Hani Mohammed, Associated Press
Smoke rises from a house of former Yemeni president Ali Abdullah Saleh after a Saudi-led airstrike in Sanaa, Yemen, Sunday, May 10, 2015.

WASHINGTON — President Barack Obama's efforts to reassure anxious Persian Gulf nations about his overtures to Iran are at risk of unraveling even before a rare Camp David summit begins this week.

Just two other heads of state will join Obama for Thursday's meetings at the presidential retreat in the Maryland mountains. The rulers of Saudi Arabia, the United Arab Emirates, Bahrain and Oman are skipping the summit and instead sending lower-ranking, yet highly influential representatives.

The absence of Saudi Arabia's newly crowned King Salman has sparked questions about summit's effectiveness. The Saudis are bitter rivals with Iran and among the most outspoken critics of Obama's nuclear detente with Tehran.

Adding to the diplomatic intrigue: Saudi Arabia's announcement Sunday that Salman would not travel to the U.S. came just two days after White House officials said Obama and the king would hold one-on-one talks in Washington ahead of the Camp David meeting.

"The open hand has been turned away," Jon Alterman, senior vice president at the Center for Strategic and International Studies, said of the Saudi decision.

While the White House and Saudi officials deny Salman is snubbing the U.S., the absence of the king and other heads of state does cast a shadow over Obama's summit. For a president who rarely invites world leaders to Camp David and chafes at the choreographed diplomacy of global summits, his invitation to the Gulf leaders was an unusually personal overture and underscored the importance he places on alleviating potential obstacles to an Iran nuclear deal.

The White House insisted there would still be substantive discussions about Obama's pursuit of a nuclear accord, as well as Tehran's meddling in the Middle East, which is perhaps an even greater concern to the Gulf.

"The countries who are participating in the meeting have obviously made decisions about who they believe is best-positioned to represent their countries at the meeting," White House spokesman Josh Earnest said. "We agree that the right people will be attending, and are confident that we will have the right people around the table for discussing and acting on these priorities."

Saudi Foreign Minister Adel al-Jubeir called suggestions of a snub "really off base." He said the king decided to stay in Saudi Arabia to oversee a ceasefire agreement in Yemen, where his country is engaged militarily.
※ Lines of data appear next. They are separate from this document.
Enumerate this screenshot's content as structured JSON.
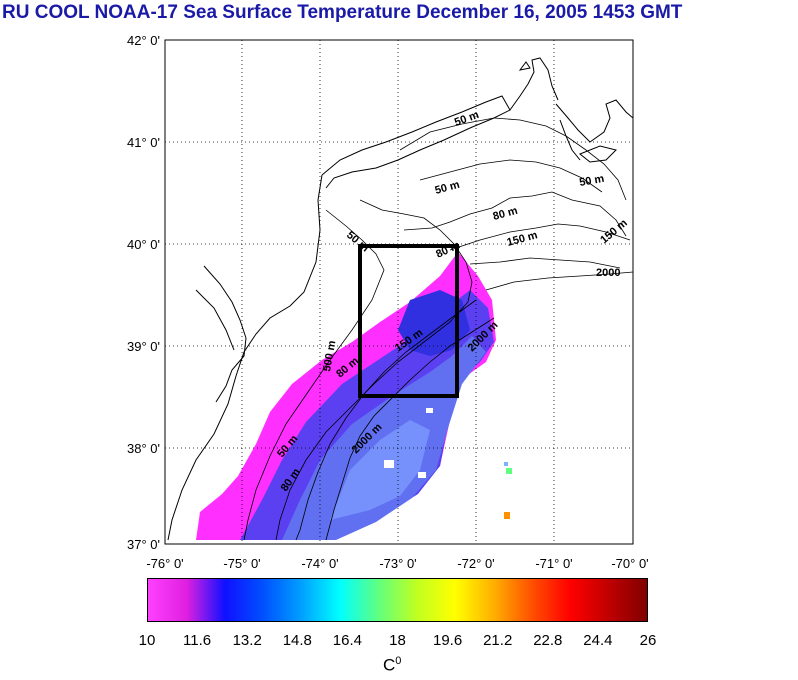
{
  "title": "RU COOL  NOAA-17 Sea Surface Temperature December 16, 2005 1453 GMT",
  "lat_labels": [
    "42° 0'",
    "41° 0'",
    "40° 0'",
    "39° 0'",
    "38° 0'",
    "37° 0'"
  ],
  "lon_labels": [
    "-76° 0'",
    "-75° 0'",
    "-74° 0'",
    "-73° 0'",
    "-72° 0'",
    "-71° 0'",
    "-70° 0'"
  ],
  "contour_labels": {
    "c50a": "50 m",
    "c50b": "50 m",
    "c50c": "50 m",
    "c50d": "50 m",
    "c50e": "50 m",
    "c80a": "80 m",
    "c80b": "80 m",
    "c80c": "80 m",
    "c80d": "80 m",
    "c150a": "150 m",
    "c150b": "150 m",
    "c150c": "150 m",
    "c2000a": "2000",
    "c2000b": "2000 m",
    "c2000c": "2000 m",
    "c500": "500 m"
  },
  "colorbar": {
    "labels": [
      "10",
      "11.6",
      "13.2",
      "14.8",
      "16.4",
      "18",
      "19.6",
      "21.2",
      "22.8",
      "24.4",
      "26"
    ],
    "unit": "C",
    "unit_sup": "0",
    "colors": [
      "#ff40ff",
      "#e020e0",
      "#1010ff",
      "#0050ff",
      "#00a0ff",
      "#00ffff",
      "#60ff80",
      "#c0ff20",
      "#ffff00",
      "#ffb000",
      "#ff5000",
      "#ff0000",
      "#c00000",
      "#800000"
    ]
  }
}
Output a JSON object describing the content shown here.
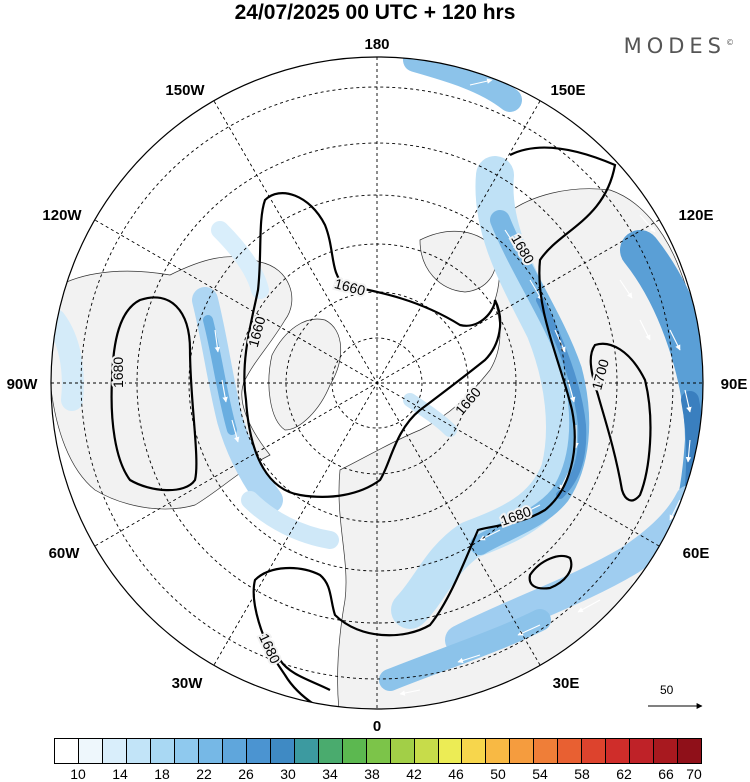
{
  "title": "24/07/2025  00 UTC  + 120 hrs",
  "brand": "MODES",
  "brand_mark": "©",
  "longitude_labels": [
    "180",
    "150E",
    "120E",
    "90E",
    "60E",
    "30E",
    "0",
    "30W",
    "60W",
    "90W",
    "120W",
    "150W"
  ],
  "contour_labels": [
    "1660",
    "1660",
    "1680",
    "1660",
    "1680",
    "1700",
    "1680",
    "1680"
  ],
  "vector_reference": "50",
  "colorbar": {
    "labels": [
      "10",
      "14",
      "18",
      "22",
      "26",
      "30",
      "34",
      "38",
      "42",
      "46",
      "50",
      "54",
      "58",
      "62",
      "66",
      "70"
    ],
    "colors": [
      "#ffffff",
      "#eef7fc",
      "#d9eefb",
      "#c2e4f8",
      "#a9d8f3",
      "#8fc9ee",
      "#76b8e6",
      "#5fa6dc",
      "#4b94d1",
      "#3f8ac4",
      "#3c9aa0",
      "#4aab6e",
      "#5cb850",
      "#7cc449",
      "#a2cf47",
      "#c7dc4a",
      "#ecec55",
      "#f7d64c",
      "#f8b944",
      "#f59c3e",
      "#ef7e38",
      "#e86032",
      "#dd432d",
      "#cf2d2a",
      "#bf2228",
      "#a8191f",
      "#8f1019"
    ]
  }
}
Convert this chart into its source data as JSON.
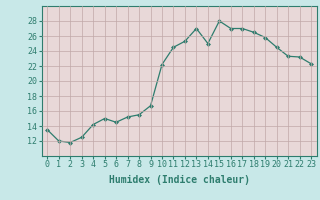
{
  "x": [
    0,
    1,
    2,
    3,
    4,
    5,
    6,
    7,
    8,
    9,
    10,
    11,
    12,
    13,
    14,
    15,
    16,
    17,
    18,
    19,
    20,
    21,
    22,
    23
  ],
  "y": [
    13.5,
    12.0,
    11.8,
    12.5,
    14.2,
    15.0,
    14.5,
    15.2,
    15.5,
    16.7,
    22.2,
    24.5,
    25.3,
    27.0,
    25.0,
    28.0,
    27.0,
    27.0,
    26.5,
    25.8,
    24.5,
    23.3,
    23.2,
    22.3
  ],
  "line_color": "#2e7d6e",
  "marker": "D",
  "markersize": 2.0,
  "linewidth": 0.9,
  "bg_color": "#c8e8e8",
  "plot_bg_color": "#e8d8d8",
  "grid_color": "#c0a8a8",
  "xlabel": "Humidex (Indice chaleur)",
  "ylim": [
    10,
    30
  ],
  "xlim": [
    -0.5,
    23.5
  ],
  "yticks": [
    12,
    14,
    16,
    18,
    20,
    22,
    24,
    26,
    28
  ],
  "xticks": [
    0,
    1,
    2,
    3,
    4,
    5,
    6,
    7,
    8,
    9,
    10,
    11,
    12,
    13,
    14,
    15,
    16,
    17,
    18,
    19,
    20,
    21,
    22,
    23
  ],
  "xlabel_fontsize": 7.0,
  "tick_fontsize": 6.0,
  "tick_color": "#2e7d6e",
  "spine_color": "#2e7d6e"
}
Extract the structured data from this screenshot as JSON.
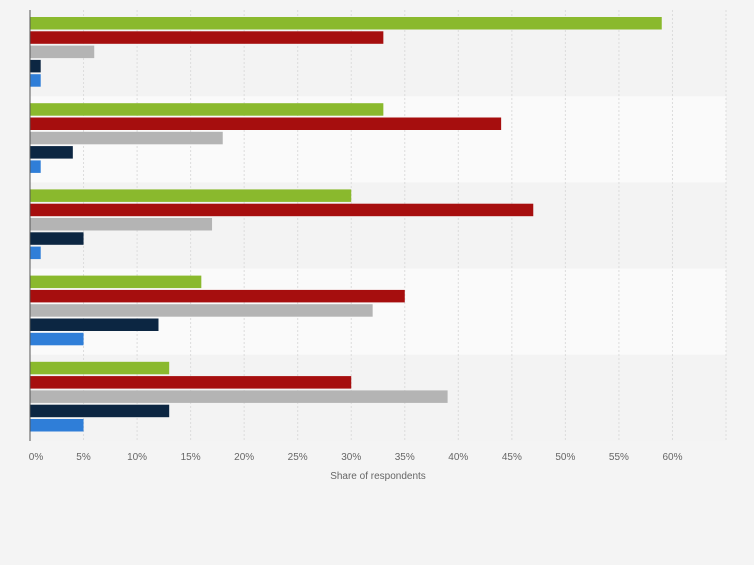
{
  "chart_data": {
    "type": "bar",
    "orientation": "horizontal",
    "xlabel": "Share of respondents",
    "xlim": [
      0,
      65
    ],
    "x_ticks": [
      0,
      5,
      10,
      15,
      20,
      25,
      30,
      35,
      40,
      45,
      50,
      55,
      60
    ],
    "x_tick_labels": [
      "0%",
      "5%",
      "10%",
      "15%",
      "20%",
      "25%",
      "30%",
      "35%",
      "40%",
      "45%",
      "50%",
      "55%",
      "60%"
    ],
    "grid": true,
    "legend": "none",
    "group_count": 5,
    "series": [
      {
        "color": "#8ab92d",
        "values": [
          59,
          33,
          30,
          16,
          13
        ]
      },
      {
        "color": "#a60e0e",
        "values": [
          33,
          44,
          47,
          35,
          30
        ]
      },
      {
        "color": "#b4b4b4",
        "values": [
          6,
          18,
          17,
          32,
          39
        ]
      },
      {
        "color": "#0c2642",
        "values": [
          1,
          4,
          5,
          12,
          13
        ]
      },
      {
        "color": "#2f7ed8",
        "values": [
          1,
          1,
          1,
          5,
          5
        ]
      }
    ]
  }
}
Even before the guest list for the Camp David meeting was finalized, there appeared to be a growing divide between what the Gulf nations are seeking from the U.S. and what Obama is willing to offer. Some Arab nations want a formal, written agreement with Washington that would require the U.S. to come to their defense if they were to come under attack from Iran or another outside actor. The U.S. has a similar arrangement with Japan and South Korea.

But the Gulf leaders appeared all but certain to leave Camp David without that kind of commitment, in part because it would be difficult to get congressional approval.

"They want something that we can't deliver," said Frederic Wehrey, a Gulf security expert at the Carnegie Endowment for International Peace. He said the Gulf nations would likely have to settle for a verbal and nonbinding commitment from Obama.

Also on the Gulf wish list: weapons sales and more joint military exercises, a renewed call for a coordinated missile defense system, and better cooperation on cybersecurity, maritime and border security. Administration officials say the U.S. will make tangible commitments to boost the region's defenses, with the goal of making countries better equipped to take charge of their own security.

Washington's traditional partners in the Gulf are deeply suspicious of Obama's legacy-building bid to strike a nuclear accord with Iran, a country they see as a destabilizing actor in the region. The U.S., which is negotiating the nuclear deal alongside five other nations, says the Gulf countries would be better off with an agreement that blocks Iran's path to a bomb.

Abdulkhaleq Abdullah, a professor of political science at Emirates University, said Gulf leaders' decision to stay away from the Camp David summit underscores their lack of trust in Obama and his promises.

"There is a fundamental difference between his vision of post-nuclear-deal Iran and their vision," he said.

Health concerns are also believed to have contributed to some Gulf leaders staying in the region.